Continued from Part 3

General Washington’s defense of New York City was almost more of a symbolic gesture. Much like America’s covert support of Angolan forces fighting the Communists in the 1980s, General Washington wasn’t fighting to secure a strategic victory, but rather to deny the British an easy victory of key terrain in the colonies. With Congress determining that New York City was a focal point in the war which should not be ceded to the British, General Washington did his best with what he had to work with, including extremely limited choices for maneuvering when the British controlled the sea and militiamen who were as likely to desert as they were to fight.

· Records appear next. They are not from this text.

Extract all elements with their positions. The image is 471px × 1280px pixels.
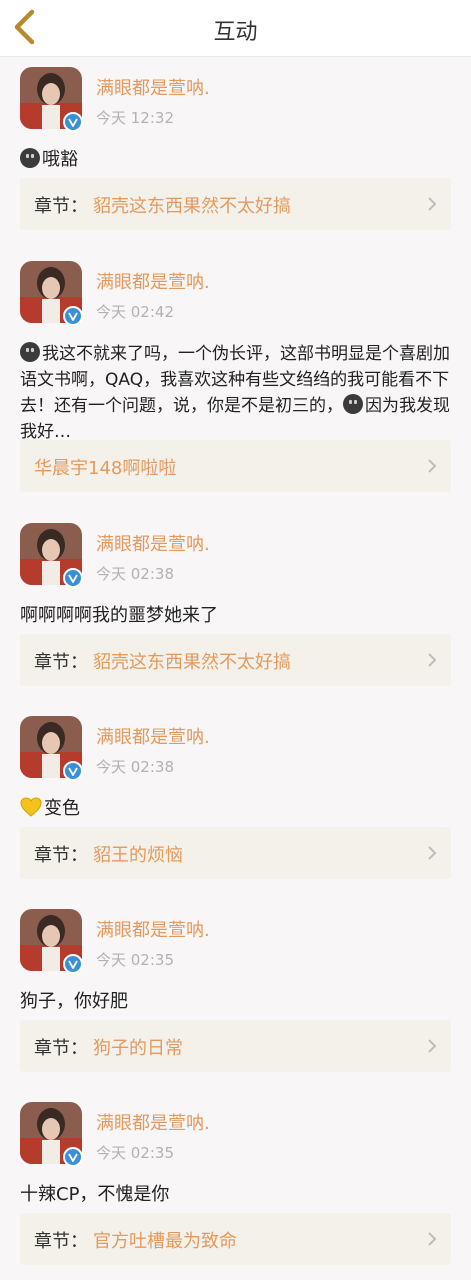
verified-badge-icon <box>63 306 83 326</box>
chevron-right-icon <box>428 1232 437 1246</box>
chapter-label: 章节： <box>34 845 88 866</box>
comment-text: 哦豁 <box>20 147 450 173</box>
timestamp: 今天 02:38 <box>96 565 174 583</box>
chapter-link[interactable]: 章节： 貂王的烦恼 <box>20 827 451 879</box>
dark-face-emoji-icon <box>20 148 40 168</box>
chapter-title: 貂壳这东西果然不太好搞 <box>93 652 291 673</box>
dark-face-emoji-icon <box>343 394 363 414</box>
verified-badge-icon <box>63 761 83 781</box>
verified-badge-icon <box>63 1147 83 1167</box>
chapter-title: 貂王的烦恼 <box>93 845 183 866</box>
timestamp: 今天 02:42 <box>96 303 174 321</box>
chevron-right-icon <box>428 197 437 211</box>
comment-text: 我这不就来了吗，一个伪长评，这部书明显是个喜剧加语文书啊，QAQ，我喜欢这种有些… <box>20 342 450 442</box>
chapter-title: 官方吐槽最为致命 <box>93 1231 237 1252</box>
timestamp: 今天 02:38 <box>96 758 174 776</box>
chapter-link[interactable]: 章节： 官方吐槽最为致命 <box>20 1213 451 1265</box>
username[interactable]: 满眼都是萱呐. <box>96 1109 210 1135</box>
username[interactable]: 满眼都是萱呐. <box>96 268 210 294</box>
timestamp: 今天 12:32 <box>96 109 174 127</box>
comment-text: 十辣CP，不愧是你 <box>20 1184 170 1205</box>
comment-text: 啊啊啊啊我的噩梦她来了 <box>20 605 218 626</box>
chevron-right-icon <box>428 653 437 667</box>
comment-text: 变色 <box>20 796 450 822</box>
chapter-link[interactable]: 章节： 貂壳这东西果然不太好搞 <box>20 178 451 230</box>
chapter-title: 貂壳这东西果然不太好搞 <box>93 196 291 217</box>
chapter-label: 章节： <box>34 652 88 673</box>
chapter-link[interactable]: 章节： 貂壳这东西果然不太好搞 <box>20 634 451 686</box>
chapter-title: 华晨宇148啊啦啦 <box>34 458 177 479</box>
timestamp: 今天 02:35 <box>96 1144 174 1162</box>
chapter-link[interactable]: 章节： 狗子的日常 <box>20 1020 451 1072</box>
chapter-label: 章节： <box>34 1038 88 1059</box>
verified-badge-icon <box>63 954 83 974</box>
chapter-title: 狗子的日常 <box>93 1038 183 1059</box>
username[interactable]: 满眼都是萱呐. <box>96 74 210 100</box>
chapter-label: 章节： <box>34 196 88 217</box>
username[interactable]: 满眼都是萱呐. <box>96 723 210 749</box>
comment-text: 狗子，你好肥 <box>20 991 128 1012</box>
yellow-heart-emoji-icon <box>20 797 42 817</box>
dark-face-emoji-icon <box>20 342 40 362</box>
username[interactable]: 满眼都是萱呐. <box>96 916 210 942</box>
chevron-right-icon <box>428 846 437 860</box>
verified-badge-icon <box>63 112 83 132</box>
chapter-link[interactable]: 华晨宇148啊啦啦 <box>20 440 451 492</box>
verified-badge-icon <box>63 568 83 588</box>
page-title: 互动 <box>213 20 258 45</box>
top-bar: 互动 <box>0 0 471 57</box>
username[interactable]: 满眼都是萱呐. <box>96 530 210 556</box>
chapter-label: 章节： <box>34 1231 88 1252</box>
timestamp: 今天 02:35 <box>96 951 174 969</box>
chevron-right-icon <box>428 1039 437 1053</box>
chevron-right-icon <box>428 459 437 473</box>
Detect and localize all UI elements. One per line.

On the British side, General Howe was a capable and competent commander who made use of a bold maneuver at Jamaica Pass and the capture of Kip Bay. However, his tactical decisions were influenced by the great costs his army suffered in capturing Bunker Hill during the Boston campaign. Future decisions are influenced by past decisions in a case of path dependency, and military officers are no exception. When General Howe had the opportunity to crush the Patriot forces in Brooklyn, he instead assumed a siege mentality and had his men dig in around American fortifications. This failure to capitalize on wins at Gowanus led to a loss of momentum which he could have easily exploited. However, General Howe must have known that another Bunker Hill would have resulted in a loss of both military and political capital, a risk which he was unwilling to take.

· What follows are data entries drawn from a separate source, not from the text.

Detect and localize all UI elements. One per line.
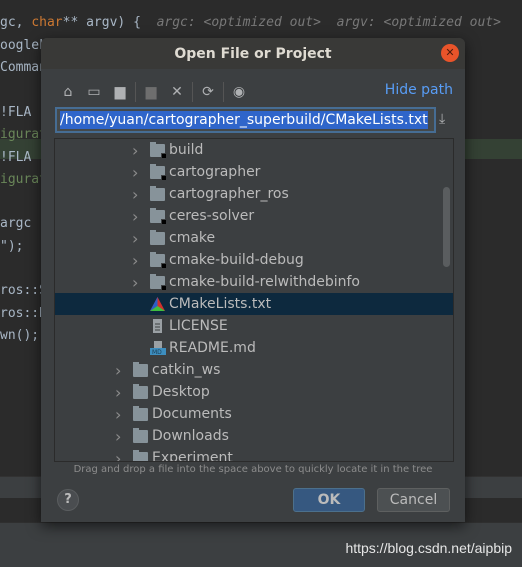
project-folder-icon[interactable]: ▆ — [107, 81, 133, 103]
code-line: !FLA — [0, 104, 32, 120]
tree-item[interactable]: › Documents — [55, 403, 453, 425]
code-line: ros::R — [0, 305, 47, 321]
refresh-icon[interactable]: ⟳ — [195, 81, 221, 103]
code-line: gc, char** argv) { argc: <optimized out>… — [0, 15, 501, 30]
dialog-title: Open File or Project — [174, 45, 332, 62]
code-line: oogleL — [0, 38, 47, 53]
folder-icon — [150, 164, 167, 181]
tree-item[interactable]: › cartographer_ros — [55, 183, 453, 205]
tree-item-label: cmake-build-relwithdebinfo — [169, 274, 360, 290]
folder-icon — [150, 252, 167, 269]
chevron-right-icon[interactable]: › — [115, 405, 125, 424]
tree-item-label: catkin_ws — [152, 362, 221, 378]
tree-item[interactable]: CMakeLists.txt — [55, 293, 453, 315]
toolbar-separator — [192, 82, 193, 102]
tree-item-label: cmake-build-debug — [169, 252, 304, 268]
tree-item-label: build — [169, 142, 204, 158]
tree-item[interactable]: › cmake — [55, 227, 453, 249]
desktop-icon[interactable]: ▭ — [81, 81, 107, 103]
chevron-right-icon[interactable]: › — [115, 427, 125, 446]
code-line: "); — [0, 238, 24, 254]
chevron-right-icon[interactable]: › — [115, 383, 125, 402]
drag-drop-hint: Drag and drop a file into the space abov… — [73, 464, 433, 475]
toolbar-separator — [223, 82, 224, 102]
code-line: igurat — [0, 171, 47, 187]
chevron-right-icon[interactable]: › — [115, 449, 125, 462]
tree-item[interactable]: LICENSE — [55, 315, 453, 337]
watermark: https://blog.csdn.net/aipbip — [345, 540, 512, 556]
tree-item-label: cartographer — [169, 164, 261, 180]
tree-item-label: Documents — [152, 406, 232, 422]
tree-item[interactable]: MD README.md — [55, 337, 453, 359]
tree-item[interactable]: › build — [55, 139, 453, 161]
show-hidden-icon[interactable]: ◉ — [226, 81, 252, 103]
tree-item[interactable]: › ceres-solver — [55, 205, 453, 227]
tree-item[interactable]: › Desktop — [55, 381, 453, 403]
code-line: Comman — [0, 60, 47, 76]
tree-scrollbar[interactable] — [443, 187, 450, 267]
tree-item[interactable]: › cmake-build-relwithdebinfo — [55, 271, 453, 293]
chevron-right-icon[interactable]: › — [132, 229, 142, 248]
chevron-right-icon[interactable]: › — [132, 163, 142, 182]
folder-icon — [133, 384, 148, 399]
file-tree[interactable]: › build › cartographer › cartographer_ros › cer… — [54, 138, 454, 462]
tree-item-label: CMakeLists.txt — [169, 296, 272, 312]
code-line: wn(); — [0, 327, 40, 343]
markdown-icon: MD — [150, 341, 166, 356]
tree-item[interactable]: › Experiment — [55, 447, 453, 462]
toolbar-separator — [135, 82, 136, 102]
chevron-right-icon[interactable]: › — [132, 141, 142, 160]
tree-item-label: cmake — [169, 230, 216, 246]
folder-icon — [133, 406, 148, 421]
folder-icon — [150, 230, 165, 245]
dialog-titlebar[interactable]: Open File or Project ✕ — [41, 38, 465, 69]
code-line: igurat — [0, 127, 47, 143]
folder-icon — [150, 208, 167, 225]
code-line: ros::S — [0, 283, 47, 299]
text-file-icon — [150, 319, 165, 333]
tree-item-label: Experiment — [152, 450, 233, 462]
tree-item[interactable]: › catkin_ws — [55, 359, 453, 381]
tree-item-label: Desktop — [152, 384, 210, 400]
new-folder-icon[interactable]: ▆ — [138, 81, 164, 103]
help-button[interactable]: ? — [57, 489, 79, 511]
tree-item[interactable]: › cartographer — [55, 161, 453, 183]
chevron-right-icon[interactable]: › — [132, 185, 142, 204]
svg-text:MD: MD — [152, 349, 162, 355]
path-input-value[interactable]: /home/yuan/cartographer_superbuild/CMake… — [60, 111, 428, 129]
tree-item[interactable]: › Downloads — [55, 425, 453, 447]
folder-icon — [133, 450, 148, 461]
folder-icon — [133, 362, 148, 377]
cancel-button[interactable]: Cancel — [377, 488, 450, 512]
download-icon[interactable]: ⤓ — [439, 111, 445, 127]
chevron-right-icon[interactable]: › — [115, 361, 125, 380]
chevron-right-icon[interactable]: › — [132, 273, 142, 292]
tree-item-label: cartographer_ros — [169, 186, 289, 202]
path-input[interactable]: /home/yuan/cartographer_superbuild/CMake… — [55, 107, 436, 133]
chevron-right-icon[interactable]: › — [132, 207, 142, 226]
tree-item[interactable]: › cmake-build-debug — [55, 249, 453, 271]
toolbar: ⌂ ▭ ▆ ▆ ✕ ⟳ ◉ — [55, 81, 252, 103]
code-line: !FLA — [0, 149, 32, 165]
code-line: argc — [0, 216, 32, 232]
hide-path-link[interactable]: Hide path — [385, 82, 453, 98]
folder-icon — [150, 142, 167, 159]
open-file-dialog: Open File or Project ✕ ⌂ ▭ ▆ ▆ ✕ ⟳ ◉ Hid… — [41, 38, 465, 522]
home-icon[interactable]: ⌂ — [55, 81, 81, 103]
delete-icon[interactable]: ✕ — [164, 81, 190, 103]
folder-icon — [133, 428, 148, 443]
tree-item-label: LICENSE — [169, 318, 228, 334]
folder-icon — [150, 186, 165, 201]
tree-item-label: Downloads — [152, 428, 229, 444]
tree-item-label: ceres-solver — [169, 208, 255, 224]
tree-item-label: README.md — [169, 340, 256, 356]
close-icon[interactable]: ✕ — [441, 44, 459, 62]
ok-button[interactable]: OK — [293, 488, 365, 512]
chevron-right-icon[interactable]: › — [132, 251, 142, 270]
folder-icon — [150, 274, 167, 291]
cmake-icon — [150, 297, 165, 311]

General Washington, for his part, fought a battle which alternated between defending and retreating. Knowing that he was fighting a losing battle and faced with both soldiers and geography which greatly limited his options, he would have been better suited by waging defense in depth. This would have meant using a series of ruses, ambushes, deceptions, and other surprise attacks to bait the British into pre-planned kill zones prior to the militiamen retreating back to prepared positions from which they could defend. This tactic would be repeated until the British forces were worn down. After slowly grinding down the British, General Washington could then have abandoned New York City entirely.

Describing General Washington’s strategy as defense in depth would be too generous. Although his men fled Gowanus and took refuge in redoubts which had been built before the campaign began, this was not a defense in depth but rather a panicked retreat which happened to include some fortified positions without which, the Americans would have been destroyed with nothing but the East River to their backs. The entire battle for New York City repeats this theme of panicked retreats and desertions. It was only through General Washington’s cunning and deceptive use of tactical withdrawals that losses were not greater than they were.

In the end, Washington’s legacy is not that he enacted a bold strategy which defeated the British, but rather that he was someone who persevered against incredible odds. Despite losing almost every battle he fought, he still somehow managed to win the war.